In particular, designed well, multivariate testing can be used to test hypotheses about user models, not just a way to play roulette with font colors and sizes.
There is a robust body of knowledge that lives between statistics, traditional experimental psychology, cognitive modeling, and resting on the shoulders of giants in practical business success through experimentation.
The Exp Platform, led by Ronny Kohavi, at MSFT publishes from this position of strength. Their latest, 7 pitfalls to controlled experiments on the web, is a solid read for those aspiring to live in this space.
AB testing might indeed be a foe to the designer when done without appropriate expert support -- at least for more aggressive evaluations.
Here's a recap of the Seven Pitfalls:
- Avoiding experiments because computing the success metric is hard.
- Attempting to run experiments without the pre-requisites: representative & sufficient traffic, appropriate instrumentation, agreed upon metrics.

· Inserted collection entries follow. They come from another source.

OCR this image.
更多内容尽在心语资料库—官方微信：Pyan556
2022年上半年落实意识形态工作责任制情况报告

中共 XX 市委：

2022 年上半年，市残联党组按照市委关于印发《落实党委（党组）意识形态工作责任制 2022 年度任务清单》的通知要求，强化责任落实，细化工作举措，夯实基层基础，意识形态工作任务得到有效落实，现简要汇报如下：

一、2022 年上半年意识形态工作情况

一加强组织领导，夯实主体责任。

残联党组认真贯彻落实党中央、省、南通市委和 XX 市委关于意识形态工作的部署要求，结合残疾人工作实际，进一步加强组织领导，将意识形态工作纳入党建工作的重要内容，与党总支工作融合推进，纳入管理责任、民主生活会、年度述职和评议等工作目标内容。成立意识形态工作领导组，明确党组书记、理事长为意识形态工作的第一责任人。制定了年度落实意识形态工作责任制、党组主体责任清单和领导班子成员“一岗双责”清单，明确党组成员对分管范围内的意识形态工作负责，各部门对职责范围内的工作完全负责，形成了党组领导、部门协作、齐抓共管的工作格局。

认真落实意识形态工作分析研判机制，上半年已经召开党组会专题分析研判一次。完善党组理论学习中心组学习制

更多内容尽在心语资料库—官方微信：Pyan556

- Hubris: Over-optimization without collecting data along the way.
- Bad math: inappropriately deployed confidence intervals, % change, and interaction effects.
- Use of composite metrics when power is insufficent. An example, not in the paper, is the use of checkout completion for a product page change, when add-to-cart % would be more sensitive.
- Un-even sampling: bad balance between control and test distributions.
- Lack of robot detection.
I've blogged the guide to practical web experiments and it's also highly recommended. It provides an overview of the key issues to deal with in setting things up including sampling, failure versus success evaluation, and common pitfalls like day of the week effects.